Many smoking ban proponents are anti-smoking zealots. Some have lost a loved one to cancer, and others simply find the act unforgivably disgusting. Both camps will rightly feel emboldened if a smoking ban is passed.

That sense of victory may turn out to be short-lived, however, once the true effect of the smoking ban comes to light: Smoking, and smokers, while no longer polluting your lungs indoors, will be even more in your face. You will see them huddled outside nearly every doorstep, toxic clouds wafting into the air, and generally making themselves inescapable. Which brings us to...

(2) PORTLAND'S SIDEWALKS WILL TURN INTO ONE BIG ASHTRAY

Washington's I-901 contained a provision for a 25-foot rule, which, in theory, would force smokers to stand at least 25 feet away from any open doors/windows/ventilation. Mainly this provision is ignored (see #4), but by merely being part of the law, it has scared many bars and clubs into not providing proper ashtrays/reasonable disposal options for their smoking customers. More people smoking on the sidewalks with fewer places to throw away their butts make for a dirty city.

(3) NON-SMOKERS WHO CLAIM THEY'LL START FREQUENTING BARS ARE FULL OF SHIT

Generally, those who are rabidly anti-smoking tend to be healthier individuals, which means promises of packed bars and skyrocketing business will quickly prove to be a canard. True, some people will go out more often, but the blip in business will be minor.
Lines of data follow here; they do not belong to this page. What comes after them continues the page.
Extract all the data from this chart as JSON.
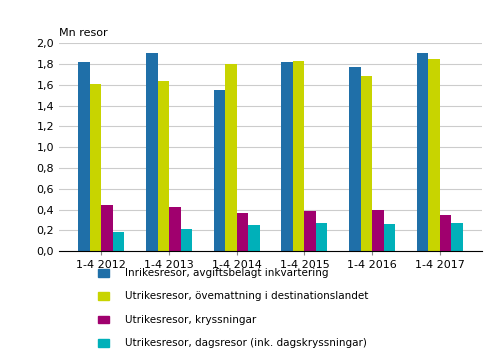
{
  "categories": [
    "1-4 2012",
    "1-4 2013",
    "1-4 2014",
    "1-4 2015",
    "1-4 2016",
    "1-4 2017"
  ],
  "series": [
    {
      "name": "Inrikesresor, avgiftsbelagt inkvartering",
      "color": "#1F6FA8",
      "values": [
        1.82,
        1.9,
        1.55,
        1.82,
        1.77,
        1.9
      ]
    },
    {
      "name": "Utrikesresor, övemattning i destinationslandet",
      "color": "#C8D400",
      "values": [
        1.61,
        1.64,
        1.8,
        1.83,
        1.68,
        1.85
      ]
    },
    {
      "name": "Utrikesresor, kryssningar",
      "color": "#A0006E",
      "values": [
        0.44,
        0.43,
        0.37,
        0.39,
        0.4,
        0.35
      ]
    },
    {
      "name": "Utrikesresor, dagsresor (ink. dagskryssningar)",
      "color": "#00B0B9",
      "values": [
        0.19,
        0.21,
        0.25,
        0.27,
        0.26,
        0.27
      ]
    }
  ],
  "ylabel": "Mn resor",
  "ylim": [
    0,
    2.0
  ],
  "yticks": [
    0.0,
    0.2,
    0.4,
    0.6,
    0.8,
    1.0,
    1.2,
    1.4,
    1.6,
    1.8,
    2.0
  ],
  "background_color": "#ffffff",
  "grid_color": "#cccccc",
  "bar_width": 0.17
}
(4) DO NOT ENACT A 25-FOOT RULE—IN FACT, DON'T ENACT A FOOT RULE AT ALL

Crammed into the initiative by a true anti-smoking fanatic, Washington State's 25-foot rule is completely idiotic. Setting aside the sheer inability for the rule to be enforced (crowded city blocks mean that if followed to the letter, the rule would force smokers to stand in the middle of the street to comply), the 25-foot rule also allows police and city officials to unfairly harass bars and clubs they deem unsavory (read: black people frequent them).

(5) BE PREPARED FOR WHAT BARS—AND YOUR FELLOW PATRONS—REALLY SMELL LIKE

Alcohol, beer especially, makes most people gassy. Many bar regulars don't have impeccable personal hygiene. Cigarette smoke helps to dampen both issues.

(6) AND FINALLY, BE PREPARED TO REALLY ENJOY THE NON-SMOKING ATMOSPHERE

Take it from someone who was steadfastly against Washington's smoking ban before it was enacted: The ability to breathe in a bar, the fact that your clothes don't smell like an ashtray after an evening out, and the lack of unwanted cigarette hangovers—each has made going out to punish my liver all the more enjoyable.